Traitements à l´héroïne remboursés par les caisses maladie

Les toxicomanes qui suivent un programme de prescription médicale d´héroïne sont enfin reconnus comme de grands malades. Les caisses maladie rembourseront les frais de leurs traitements dès 2001. Sans que les primes des assurés n'augmentent.
Il aura fallu attendre six ans avant que le programme de la Confédération de prescription médicale d’héroïne obtienne véritablement ses lettres de noblesse. Il aura fallu convaincre les Suisses, convaincre la communauté internationale, convaincre les assurances sociales.
C’est chose faite maintenant. Dès 2001, les caisses maladie vont prendre en charge en grande partie les frais de traitements, soit quelque 13,5 millions de francs par an sur les 18 millions que coûte ce programme. Et au vue des millions qui sont dépensés chaque année, cette somme est dérisoire.
Fritz Britt, sous-directeur à l’Office fédéral des assurances sociales, le confirme: «les coûts supplémentaires pour les assureurs se situeront autour de 0,1 pour cent. Cet ordre de grandeur ne joue aucun rôle lors de la fixation des primes».
Il faut toutefois noter que pour l’heure, le remboursement des caisses maladie ne concerne pas les coûts de l’héroïne. La substance n’est en effet pas encore homologuée par l’Office intercantonal des médicaments (OICM) et ne figure donc pas sur la liste des médicaments pris en charge par les caisses maladie. Mais la demande d’enregistrement a bien été déposée et devrait être prochainement examinée.
Ueli Locher, sous-directeur à l’Office fédéral de la santé publique, s’étonne encore que le programme de prescription médicale d’héroïne ait provoqué une telle levée de boucliers. Car, comme il le souligne, les traitements à la méthadone sont remboursés par les caisses maladie depuis belle lurette.
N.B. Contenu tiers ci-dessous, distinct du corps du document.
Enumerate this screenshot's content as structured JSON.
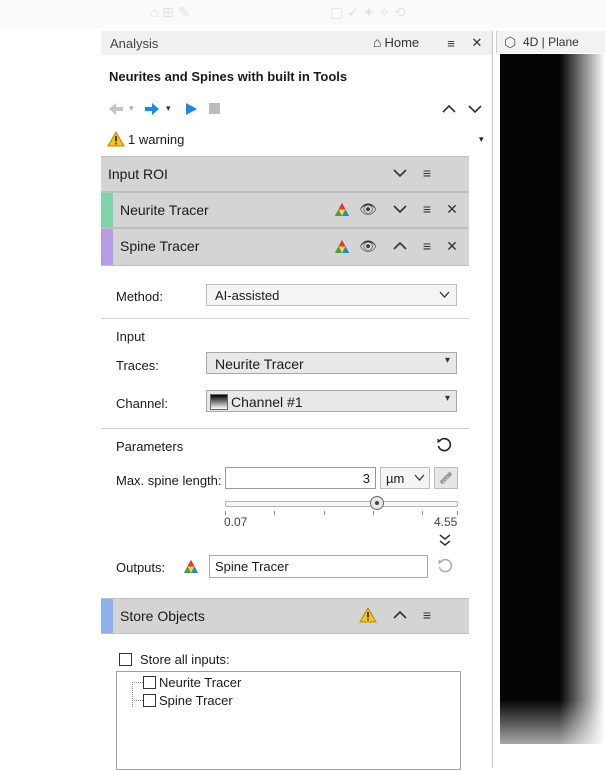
{
  "panel": {
    "title": "Analysis",
    "home_label": "Home",
    "pipeline_title": "Neurites and Spines with built in Tools",
    "warning_text": "1 warning"
  },
  "viewer": {
    "tab_label": "4D | Plane"
  },
  "sections": {
    "input_roi": {
      "label": "Input ROI"
    },
    "neurite_tracer": {
      "label": "Neurite Tracer",
      "color": "#7fd3a8"
    },
    "spine_tracer": {
      "label": "Spine Tracer",
      "color": "#b59be8"
    },
    "store_objects": {
      "label": "Store Objects",
      "color": "#8fb0ea"
    }
  },
  "spine_tracer": {
    "method_label": "Method:",
    "method_value": "AI-assisted",
    "input_heading": "Input",
    "traces_label": "Traces:",
    "traces_value": "Neurite Tracer",
    "channel_label": "Channel:",
    "channel_value": "Channel #1",
    "parameters_heading": "Parameters",
    "max_spine_label": "Max. spine length:",
    "max_spine_value": "3",
    "unit_value": "µm",
    "slider_min": "0.07",
    "slider_max": "4.55",
    "slider_value": 3,
    "outputs_label": "Outputs:",
    "outputs_value": "Spine Tracer"
  },
  "store_objects": {
    "store_all_label": "Store all inputs:",
    "items": [
      "Neurite Tracer",
      "Spine Tracer"
    ]
  },
  "colors": {
    "header_bg": "#d4d4d4",
    "accent_blue": "#1e88e5",
    "warning_yellow": "#f5c518"
  },
  "icons": [
    "home-icon",
    "menu-icon",
    "close-icon",
    "back-arrow-icon",
    "forward-arrow-icon",
    "play-icon",
    "stop-icon",
    "chevron-up-icon",
    "chevron-down-icon",
    "warning-icon",
    "eye-icon",
    "color-triangle-icon",
    "reset-icon",
    "ruler-icon",
    "double-chevron-down-icon",
    "cube-icon"
  ]
}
Ueli Locher souhaite avant tout briser l’image de toxicomanes se piquant dans des toilettes publiques, «dealant» près des écoles, se laissant mourir dans les parcs. Ceux qui suivent les programmes de prescription médicale d’héroïne sont strictement suivis par des médecins et ils doivent fournir des efforts considérables.
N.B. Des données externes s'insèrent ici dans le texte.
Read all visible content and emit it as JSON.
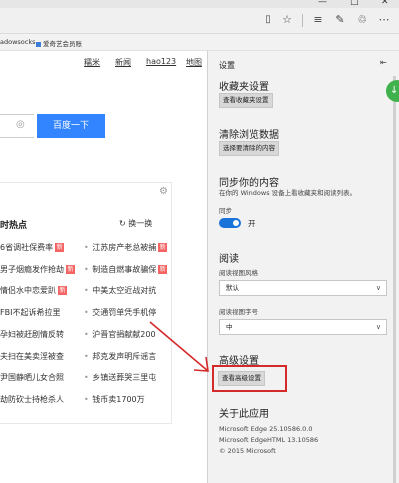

Les résultats obtenus jusqu’à présent sont très satisfaisants. Actuellement, la Suisse dispose de 1144 places de traitement, et devraient atteindre les 1200 places avec l’ouverture lundi d’un nouveau centre à Brugg, puis à Schaffhouse l’an prochain. Un chiffre qui devrait rester stable ces prochaines années, selon l’Office fédéral de la santé publique.
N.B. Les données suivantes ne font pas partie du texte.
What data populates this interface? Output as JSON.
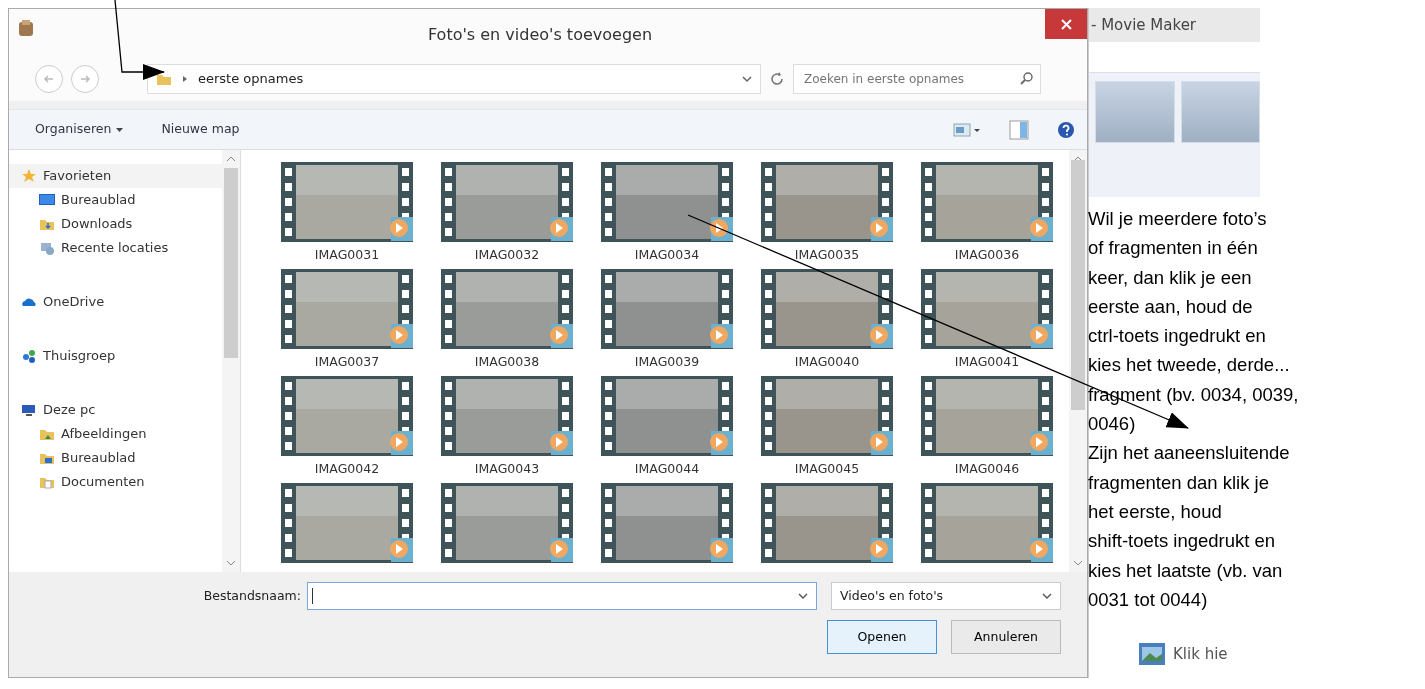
{
  "background_window": {
    "title": "- Movie Maker",
    "link": "Klik hie"
  },
  "dialog": {
    "title": "Foto's en video's toevoegen",
    "address": {
      "path": [
        "eerste opnames"
      ]
    },
    "search": {
      "placeholder": "Zoeken in eerste opnames"
    },
    "toolbar": [
      {
        "label": "Organiseren",
        "dropdown": true
      },
      {
        "label": "Nieuwe map",
        "dropdown": false
      }
    ],
    "sidebar": {
      "items": [
        {
          "label": "Favorieten",
          "kind": "star",
          "selected": true,
          "children": [
            {
              "label": "Bureaublad",
              "kind": "desktop",
              "selected": false
            },
            {
              "label": "Downloads",
              "kind": "downloads",
              "selected": false
            },
            {
              "label": "Recente locaties",
              "kind": "recent",
              "selected": false
            }
          ]
        },
        {
          "label": "OneDrive",
          "kind": "cloud",
          "selected": false
        },
        {
          "label": "Thuisgroep",
          "kind": "homegroup",
          "selected": false
        },
        {
          "label": "Deze pc",
          "kind": "pc",
          "selected": false,
          "children": [
            {
              "label": "Afbeeldingen",
              "kind": "pictures",
              "selected": false
            },
            {
              "label": "Bureaublad",
              "kind": "desktop-folder",
              "selected": false
            },
            {
              "label": "Documenten",
              "kind": "documents",
              "selected": false
            }
          ]
        }
      ]
    },
    "files": [
      {
        "kind": "video",
        "name": "IMAG0031"
      },
      {
        "kind": "video",
        "name": "IMAG0032"
      },
      {
        "kind": "video",
        "name": "IMAG0034"
      },
      {
        "kind": "video",
        "name": "IMAG0035"
      },
      {
        "kind": "video",
        "name": "IMAG0036"
      },
      {
        "kind": "video",
        "name": "IMAG0037"
      },
      {
        "kind": "video",
        "name": "IMAG0038"
      },
      {
        "kind": "video",
        "name": "IMAG0039"
      },
      {
        "kind": "video",
        "name": "IMAG0040"
      },
      {
        "kind": "video",
        "name": "IMAG0041"
      },
      {
        "kind": "video",
        "name": "IMAG0042"
      },
      {
        "kind": "video",
        "name": "IMAG0043"
      },
      {
        "kind": "video",
        "name": "IMAG0044"
      },
      {
        "kind": "video",
        "name": "IMAG0045"
      },
      {
        "kind": "video",
        "name": "IMAG0046"
      },
      {
        "kind": "video"
      },
      {
        "kind": "video"
      },
      {
        "kind": "video"
      },
      {
        "kind": "video"
      },
      {
        "kind": "video"
      }
    ],
    "filename": {
      "label": "Bestandsnaam:"
    },
    "filetype": {
      "value": "Video's en foto's"
    },
    "buttons": [
      {
        "label": "Openen",
        "default": true
      },
      {
        "label": "Annuleren",
        "default": false
      }
    ]
  },
  "annotation": {
    "paragraphs": [
      "Wil je meerdere foto’s\nof fragmenten in één\nkeer, dan klik je een\neerste aan, houd de\nctrl-toets ingedrukt en\nkies het tweede, derde...\nfragment (bv. 0034, 0039,\n0046)",
      "Zijn het aaneensluitende\nfragmenten dan klik je\nhet eerste, houd\nshift-toets ingedrukt en\nkies het laatste (vb. van\n0031 tot 0044)"
    ]
  }
}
Les toxicomanes qui participent à ce programme sont, rappelons-le, triés sur le volet. Ils sont dépendants des drogues dures depuis plus de deux ans. Ils ont clairement manifesté leur désir de s’en sortir en participant à deux traitements de désintoxication.
Et le succès de la prescription d’héroïne est incontestable. 180 des 880 patients sont actuellement sortis du programme. 107 se sont orientés vers un traitement à la méthadone ou une thérapie axée sur l’abstinence.
Pour les autres, tient à préciser Ueli Locher, ce n’est pas pour autant l’échec. Au contraire, l’étude menée en 1999 relève que la majorité des participants ont vu leur état de santé physique et psychique s’améliorer. La plupart ont rompu toute relation avec le milieu de la drogue et les activités illégales.
Seul point noir au tableau: le travail. Ueli Locher est contraint de constater que «la réintégration dans le marché de l’emploi est très difficile avec les patients de longue durée. Pour une partie d’entre eux, la réintégration complète reste inaccessible». Mais, même pour ceux qui ne pourront jamais abandonner le traitement, parce qu’ils souffrent notamment d’autres maladies graves, ils vivent mieux grâce à cette thérapie.
Le programme de la Confédération a d’ailleurs fait ses preuves scientifiquement. Alors qu’il y a encore peu, la Suisse était sous les feux de la critique internationale, elle fait maintenant simplement office de pionnière. En effet, plusieurs pays s’intéressent à l’approche thérapeutique suisse. Les Pays-Bas et la Grande-Bretagne s’y sont mis. L’Allemagne et l’Espagne devraient commencer l’an prochain. Tandis que la France, l’Italie, les Etats-Unis et le Canada en sont encore au stade des projets et attendent les autorisations.